アル・ゴアが考える気候変動問題「絶望している場合ではない」

「絶望している場合ではない、と皆さんに言いたい」とアル・ゴアは、気候変動問題への感情的な反応に警鐘を鳴らす。(Photo by Craig Barritt/Getty Images)



「多かれ少なかれ感情的な問題に行き当たるのが現実」

ー気候変動問題は、「気温が1.5度上昇する前に何年以内に何をしなければならない」といったデータ上の議論になりがちです。さらに今は人々が衝撃を受けるような感情的問題になっています。現在の状況をどうお考えですか?

もちろん、私はもっといろいろなケースを見てきた。どんな問題もある程度は感情的な要素を含むものだ。私たちが判断を下す正確なプロセスについては、心理学者に聞けばいい。しかし、そう多くはないものの、最低限度の数字が上がっていくことに絶望感を抱く場合もある。そして、絶望感が問題の拒否反応につながることも多い。それが現実なのだ。

ーあなたは問題の感情的な面にどう対処していますか?

絶望している場合ではない、と皆さんに言いたい。つまり、持続的に気候変動問題に取り組む者は誰でも、多かれ少なかれ感情的な問題に行き当たるのが現実だ。私の場合は特に問題にはならなかったが、避けて通れない問題と言える。

ーあなたはこれまでに、気候変動問題によって家や生活手段を失った人々に出会ってきたと思います。

もちろん。地元のナッシュビルでは、大洪水の被害から10年が経とうとしている。周辺では数千人が家や仕事を失った。この地域ではかつて洪水など経験したことがないため、誰も保険に加入していなかった。尋常な状況でなかったと思う。私の家からわずか数ブロック先でお年寄りの夫婦が亡くなった。彼らは道に押し流されてしまったんだ。

ー2050年までに温室効果ガスの排出量をゼロにするというシナリオは現実的だと思いますか?

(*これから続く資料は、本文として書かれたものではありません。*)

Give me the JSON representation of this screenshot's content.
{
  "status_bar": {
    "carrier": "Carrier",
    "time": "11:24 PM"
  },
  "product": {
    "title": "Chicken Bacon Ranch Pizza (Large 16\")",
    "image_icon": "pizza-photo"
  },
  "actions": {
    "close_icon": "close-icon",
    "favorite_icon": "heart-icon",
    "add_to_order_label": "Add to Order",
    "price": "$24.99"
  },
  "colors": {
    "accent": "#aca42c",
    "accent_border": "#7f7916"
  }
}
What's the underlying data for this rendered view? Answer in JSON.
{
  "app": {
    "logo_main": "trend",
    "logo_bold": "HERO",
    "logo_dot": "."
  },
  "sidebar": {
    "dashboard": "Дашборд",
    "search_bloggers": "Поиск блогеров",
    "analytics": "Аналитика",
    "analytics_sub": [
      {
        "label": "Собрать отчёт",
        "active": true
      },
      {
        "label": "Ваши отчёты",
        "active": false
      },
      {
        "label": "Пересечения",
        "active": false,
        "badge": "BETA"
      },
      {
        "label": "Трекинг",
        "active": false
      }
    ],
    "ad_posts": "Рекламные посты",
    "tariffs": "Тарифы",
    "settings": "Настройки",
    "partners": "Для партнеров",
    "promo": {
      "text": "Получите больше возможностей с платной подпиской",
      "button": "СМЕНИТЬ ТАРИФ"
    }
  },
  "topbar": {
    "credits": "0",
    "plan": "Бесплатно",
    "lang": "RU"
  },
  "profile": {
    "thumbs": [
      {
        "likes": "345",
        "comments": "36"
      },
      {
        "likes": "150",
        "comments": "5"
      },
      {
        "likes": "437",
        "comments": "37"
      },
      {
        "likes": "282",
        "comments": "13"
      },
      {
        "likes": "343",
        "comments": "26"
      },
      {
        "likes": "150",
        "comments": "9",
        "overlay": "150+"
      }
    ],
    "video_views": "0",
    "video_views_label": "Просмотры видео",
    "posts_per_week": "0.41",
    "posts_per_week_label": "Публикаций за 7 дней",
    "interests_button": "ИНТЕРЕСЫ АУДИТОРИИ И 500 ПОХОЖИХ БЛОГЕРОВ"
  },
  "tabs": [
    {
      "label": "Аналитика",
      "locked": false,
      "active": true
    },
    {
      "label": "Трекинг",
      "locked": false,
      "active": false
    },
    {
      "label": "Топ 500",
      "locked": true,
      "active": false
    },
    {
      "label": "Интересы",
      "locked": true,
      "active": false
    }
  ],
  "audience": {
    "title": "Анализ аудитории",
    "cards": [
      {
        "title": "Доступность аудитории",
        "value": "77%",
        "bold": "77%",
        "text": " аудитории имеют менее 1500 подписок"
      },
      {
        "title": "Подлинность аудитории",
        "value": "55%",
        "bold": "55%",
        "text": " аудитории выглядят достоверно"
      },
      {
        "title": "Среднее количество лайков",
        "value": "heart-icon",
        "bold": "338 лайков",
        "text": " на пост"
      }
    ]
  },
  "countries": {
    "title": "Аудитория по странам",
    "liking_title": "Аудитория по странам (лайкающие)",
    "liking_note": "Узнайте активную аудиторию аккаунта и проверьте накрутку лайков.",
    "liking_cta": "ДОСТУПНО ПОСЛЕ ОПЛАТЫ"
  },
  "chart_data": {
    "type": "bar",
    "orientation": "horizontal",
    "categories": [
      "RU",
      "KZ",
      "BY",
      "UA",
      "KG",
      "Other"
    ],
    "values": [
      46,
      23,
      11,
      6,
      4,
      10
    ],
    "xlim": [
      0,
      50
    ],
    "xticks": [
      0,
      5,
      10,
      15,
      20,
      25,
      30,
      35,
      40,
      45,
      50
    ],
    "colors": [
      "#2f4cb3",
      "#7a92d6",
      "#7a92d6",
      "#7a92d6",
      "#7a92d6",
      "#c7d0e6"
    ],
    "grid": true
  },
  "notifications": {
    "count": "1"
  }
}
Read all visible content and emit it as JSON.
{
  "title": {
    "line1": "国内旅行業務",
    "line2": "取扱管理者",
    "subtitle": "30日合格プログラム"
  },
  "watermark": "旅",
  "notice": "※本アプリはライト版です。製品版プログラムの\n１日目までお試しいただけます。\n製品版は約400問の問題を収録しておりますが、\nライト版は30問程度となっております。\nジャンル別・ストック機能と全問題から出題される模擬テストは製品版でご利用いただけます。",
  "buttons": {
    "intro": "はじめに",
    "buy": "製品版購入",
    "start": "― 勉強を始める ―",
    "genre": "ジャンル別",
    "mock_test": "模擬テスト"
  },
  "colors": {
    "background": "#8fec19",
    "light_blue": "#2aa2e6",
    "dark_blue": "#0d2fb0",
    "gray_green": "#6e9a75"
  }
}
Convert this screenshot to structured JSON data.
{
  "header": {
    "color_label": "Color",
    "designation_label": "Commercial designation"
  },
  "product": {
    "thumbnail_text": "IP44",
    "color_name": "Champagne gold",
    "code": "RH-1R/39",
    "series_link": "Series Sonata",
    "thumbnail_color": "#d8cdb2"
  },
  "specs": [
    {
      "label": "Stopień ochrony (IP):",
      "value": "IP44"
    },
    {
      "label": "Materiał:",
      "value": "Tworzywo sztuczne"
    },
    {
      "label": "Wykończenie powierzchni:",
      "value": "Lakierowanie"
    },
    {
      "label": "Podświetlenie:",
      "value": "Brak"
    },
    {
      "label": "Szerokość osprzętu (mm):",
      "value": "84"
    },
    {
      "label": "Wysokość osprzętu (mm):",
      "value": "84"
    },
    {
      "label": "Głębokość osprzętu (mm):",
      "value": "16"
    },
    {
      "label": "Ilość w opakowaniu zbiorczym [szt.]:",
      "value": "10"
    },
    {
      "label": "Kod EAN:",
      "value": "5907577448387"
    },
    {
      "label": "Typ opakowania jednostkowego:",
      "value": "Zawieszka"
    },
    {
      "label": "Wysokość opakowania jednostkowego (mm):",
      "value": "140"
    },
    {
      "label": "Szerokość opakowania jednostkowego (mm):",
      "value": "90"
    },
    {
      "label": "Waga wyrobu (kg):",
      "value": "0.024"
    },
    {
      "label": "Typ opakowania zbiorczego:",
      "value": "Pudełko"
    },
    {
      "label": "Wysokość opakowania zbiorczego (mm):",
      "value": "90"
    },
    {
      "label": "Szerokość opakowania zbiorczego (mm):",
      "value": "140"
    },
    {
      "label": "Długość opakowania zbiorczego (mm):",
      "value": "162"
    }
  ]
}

オフセット(排出量と削減努力との相殺)を適用すれば、実質ゼロは確実に実現できると思う。間違いない。あるマサチューセッツ工科大学のエコノミストは「物事が完了するまでには予め期待しているよりも長い時間がかかるもの。一方で実際には、設定された期限よりも早く仕上がるものだ」と言う。私はこの言葉がお気に入りで、よく引用する。再生可能エネルギーへの移行をはじめ、超効率化、電気自動車、サーキュラー・エコノミー(循環経済)、再生可能農業、排出量ゼロ(ゼロ・エミッション)の建物など、全て実現可能性が高いと思う。さらに私たちは、リソースの大きな変化、つまりコミットメントの大きな展開も目前にしている。私はきっと実現すると信じている。

ー私は大統領選の民主党候補の取材で、ニューハンプシャー州に短期滞在しました。気候変動問題に関して、彼らの主張はどうだったでしょうか。候補者の多くはスピーチの最重要トピックか二番目の課題として取り上げていました。

現在残っている候補者にはとても感銘を受けている。「ああ、何ということだ」などという言葉が流行っているが、そうは感じない。優秀な候補者が多いと思う。実質的に全ての候補者が気候変動問題を最重要事項のひとつとして取り上げていることに、私は感動している。しかも一番か二番目のトピックに挙げている候補者もいるのだ。この状況は驚くべきことでもない。選挙を見ても、民主党支持者が気候変動問題を重要視していることは明らかだ。だから当然、候補者たちも有権者からのメッセージを受け止めようとしている。しかし候補者たちの多くは、それ以上に印象的で包括的なプランを提示しているのだ。